A daughter has returned to Spain. She’s a designer living in London, but her father died, and mom has run out of money. The daughter is also out of money and looks for a way to find some. She flirts with the idea of prostitution, but it doesn’t pan out. She lands a gig in New York, but the agency won’t pay for the plane ticket. Mom starts shoplifting food. A) Because she’s hungry. And B) Because she’s heard the food in prison is good.

Written, produced, directed, and starring Amalia Ulman, El Planeta is a series of vignettes stitched together to resemble something like real life. Ulman’s mother plays her mother in the movie, and their chemistry is disarming and delightful as they bundle and burrow into their unheated apartment. The mother, Maria, hasn’t been able to pay the bills for weeks now. So she sits in the kitchen eating fancy pastries given to her while listening to the news on the radio. Reports of Martin Scorsese’s impending arrival for an event dominate the headlines.

The daughter, Leo, is a little more restless. She goes around shopping, meets a guy named Amadeus (Zhou Chen), goes on a date with him, spends the night, breaks it off in the street, and goes shopping with Maria. 

But that’s just a list of what Leo does; what makes El Planeta work is how Ulman reveals bits of Leo’s character through these events.

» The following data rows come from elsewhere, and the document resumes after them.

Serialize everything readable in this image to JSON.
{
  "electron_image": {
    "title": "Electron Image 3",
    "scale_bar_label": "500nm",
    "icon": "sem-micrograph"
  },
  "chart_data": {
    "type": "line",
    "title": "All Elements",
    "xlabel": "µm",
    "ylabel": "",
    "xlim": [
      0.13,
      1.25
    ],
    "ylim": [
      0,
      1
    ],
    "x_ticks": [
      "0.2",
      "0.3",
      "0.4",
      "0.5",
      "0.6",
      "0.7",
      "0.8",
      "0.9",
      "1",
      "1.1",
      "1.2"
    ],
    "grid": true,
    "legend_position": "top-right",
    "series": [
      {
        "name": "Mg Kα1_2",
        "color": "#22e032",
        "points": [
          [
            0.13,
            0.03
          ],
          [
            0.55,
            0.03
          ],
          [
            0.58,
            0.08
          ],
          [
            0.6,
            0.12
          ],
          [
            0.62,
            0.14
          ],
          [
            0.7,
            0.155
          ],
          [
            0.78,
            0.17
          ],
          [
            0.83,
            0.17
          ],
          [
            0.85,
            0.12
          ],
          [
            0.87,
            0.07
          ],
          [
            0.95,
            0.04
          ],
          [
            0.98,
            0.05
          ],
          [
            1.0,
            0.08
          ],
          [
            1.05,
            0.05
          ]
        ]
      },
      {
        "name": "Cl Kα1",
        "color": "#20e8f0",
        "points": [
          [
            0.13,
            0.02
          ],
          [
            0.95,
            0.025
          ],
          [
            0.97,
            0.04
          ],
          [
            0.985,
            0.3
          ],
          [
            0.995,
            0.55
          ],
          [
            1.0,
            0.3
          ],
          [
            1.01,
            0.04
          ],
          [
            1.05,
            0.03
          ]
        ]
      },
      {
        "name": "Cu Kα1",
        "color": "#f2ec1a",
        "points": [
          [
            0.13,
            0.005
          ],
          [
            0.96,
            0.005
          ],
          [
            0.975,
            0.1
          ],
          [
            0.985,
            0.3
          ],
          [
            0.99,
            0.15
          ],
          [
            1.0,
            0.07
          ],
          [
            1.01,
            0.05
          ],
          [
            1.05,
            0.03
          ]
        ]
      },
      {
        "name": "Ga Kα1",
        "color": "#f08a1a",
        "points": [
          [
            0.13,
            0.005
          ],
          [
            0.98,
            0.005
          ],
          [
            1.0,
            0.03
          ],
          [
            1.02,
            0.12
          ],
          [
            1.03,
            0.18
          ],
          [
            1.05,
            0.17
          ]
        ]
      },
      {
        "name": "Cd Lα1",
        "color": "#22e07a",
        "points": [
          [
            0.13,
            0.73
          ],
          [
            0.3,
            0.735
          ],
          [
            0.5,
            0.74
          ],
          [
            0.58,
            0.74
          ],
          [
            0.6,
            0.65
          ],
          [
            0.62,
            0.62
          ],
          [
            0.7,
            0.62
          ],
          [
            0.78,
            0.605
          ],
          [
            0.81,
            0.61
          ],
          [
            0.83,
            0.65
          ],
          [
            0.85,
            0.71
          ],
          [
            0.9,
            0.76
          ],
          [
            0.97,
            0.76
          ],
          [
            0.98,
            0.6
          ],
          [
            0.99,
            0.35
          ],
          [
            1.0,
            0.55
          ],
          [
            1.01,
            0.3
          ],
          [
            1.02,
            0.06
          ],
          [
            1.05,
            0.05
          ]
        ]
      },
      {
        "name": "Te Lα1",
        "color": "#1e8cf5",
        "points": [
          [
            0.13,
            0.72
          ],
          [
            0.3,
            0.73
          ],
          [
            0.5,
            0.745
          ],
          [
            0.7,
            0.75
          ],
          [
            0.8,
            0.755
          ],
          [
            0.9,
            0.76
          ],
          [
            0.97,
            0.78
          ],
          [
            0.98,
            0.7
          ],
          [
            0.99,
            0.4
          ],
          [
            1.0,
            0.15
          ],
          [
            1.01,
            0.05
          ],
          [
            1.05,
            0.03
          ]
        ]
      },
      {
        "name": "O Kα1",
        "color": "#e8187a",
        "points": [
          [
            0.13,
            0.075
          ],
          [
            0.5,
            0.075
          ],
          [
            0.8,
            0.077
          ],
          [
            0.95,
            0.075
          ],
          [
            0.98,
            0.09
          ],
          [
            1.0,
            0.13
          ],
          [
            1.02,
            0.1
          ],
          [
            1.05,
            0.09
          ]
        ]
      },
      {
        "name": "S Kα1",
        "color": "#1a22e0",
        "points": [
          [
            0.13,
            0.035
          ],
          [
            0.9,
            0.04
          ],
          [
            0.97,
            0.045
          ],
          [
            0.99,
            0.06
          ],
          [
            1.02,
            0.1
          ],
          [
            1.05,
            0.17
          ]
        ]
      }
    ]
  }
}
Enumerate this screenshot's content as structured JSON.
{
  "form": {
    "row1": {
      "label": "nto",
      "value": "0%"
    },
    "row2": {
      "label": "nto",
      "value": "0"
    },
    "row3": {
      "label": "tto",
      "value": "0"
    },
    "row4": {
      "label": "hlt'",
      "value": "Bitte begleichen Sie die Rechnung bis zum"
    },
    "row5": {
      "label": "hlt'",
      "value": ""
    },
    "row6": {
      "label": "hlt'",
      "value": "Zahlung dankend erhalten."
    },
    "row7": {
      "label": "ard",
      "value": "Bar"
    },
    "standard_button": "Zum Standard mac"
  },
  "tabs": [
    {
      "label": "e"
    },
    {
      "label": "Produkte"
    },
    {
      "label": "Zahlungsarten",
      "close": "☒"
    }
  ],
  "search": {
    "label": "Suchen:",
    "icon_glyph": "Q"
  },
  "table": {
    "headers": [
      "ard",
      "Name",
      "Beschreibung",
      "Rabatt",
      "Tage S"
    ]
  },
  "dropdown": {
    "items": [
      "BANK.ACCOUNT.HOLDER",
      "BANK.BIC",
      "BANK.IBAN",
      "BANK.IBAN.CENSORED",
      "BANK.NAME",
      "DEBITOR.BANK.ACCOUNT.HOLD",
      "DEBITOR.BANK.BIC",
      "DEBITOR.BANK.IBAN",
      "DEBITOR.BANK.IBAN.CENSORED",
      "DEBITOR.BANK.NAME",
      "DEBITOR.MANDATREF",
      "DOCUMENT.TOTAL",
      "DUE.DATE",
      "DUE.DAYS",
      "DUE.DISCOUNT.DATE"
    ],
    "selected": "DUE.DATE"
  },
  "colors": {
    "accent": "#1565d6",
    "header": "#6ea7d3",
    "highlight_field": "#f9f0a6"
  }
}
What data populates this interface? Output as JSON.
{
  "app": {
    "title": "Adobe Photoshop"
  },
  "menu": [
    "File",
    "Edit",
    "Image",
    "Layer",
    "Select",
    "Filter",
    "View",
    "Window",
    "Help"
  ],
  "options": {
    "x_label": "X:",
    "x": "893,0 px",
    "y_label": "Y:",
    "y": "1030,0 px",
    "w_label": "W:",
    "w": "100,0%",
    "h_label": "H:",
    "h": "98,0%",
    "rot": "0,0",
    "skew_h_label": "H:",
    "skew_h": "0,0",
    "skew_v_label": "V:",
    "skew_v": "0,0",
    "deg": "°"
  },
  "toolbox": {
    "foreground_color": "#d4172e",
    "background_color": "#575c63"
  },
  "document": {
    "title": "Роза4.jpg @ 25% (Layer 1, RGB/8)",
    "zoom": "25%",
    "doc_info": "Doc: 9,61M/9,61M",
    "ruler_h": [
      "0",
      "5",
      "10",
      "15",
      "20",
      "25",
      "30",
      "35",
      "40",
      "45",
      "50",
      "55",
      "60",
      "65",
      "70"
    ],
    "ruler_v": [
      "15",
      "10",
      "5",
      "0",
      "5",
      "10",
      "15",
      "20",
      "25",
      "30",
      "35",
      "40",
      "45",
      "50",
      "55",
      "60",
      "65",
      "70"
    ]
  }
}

It gives the movie the impression of an overarching narrative, even if there isn’t much of one.

Instead, El Planeta is a beautiful study in character, behavior, and style. Shot in gorgeous black and white by cinematographer Carlos Rigo on the streets of Gijón, El Planeta plays like a thoughtful homage to Vivre sa vie with touches of Grey Gardens and Working Girls, maybe even Frances Ha. 

The only real jarring moments in El Planeta come via a series of transitions, digital wipes used to stitch together scenes of Leo walking around Gijón. And these are not the typical horizontal wipes of Akira Kurosawa or the Star Wars movies, but the cheap star and box wipes of standard-issue editing software best reserved for your nephews’ fifth birthday party video. Why a movie so artful shot and edited would have such pedestrian transitions is odd.

But the rest of El Planeta is wonderful. The movie is appropriately paced, and a runtime of 79 minutes fits the material. Born in Argentina and raised in Spain, Ulman has made a name for herself as a performance and installation artist, and El Planeta is proof that she should court success in the cinematic realm as well.

Rating: 3.5 out of 5.

El Planeta (2021)
Written and directed by Amalia Ulman
Produced by Kathleen Heffernan, Kweku Mandela, Amalia Ulman
Starring: Amalia Ulman, Ale Ulman, Zhou Chen, Nacho Vigalondo
Utopia Distribution, Not Rated, Running time 79 minutes, Opens Oct. 1, 2021, in select theaters and digitally on October 8.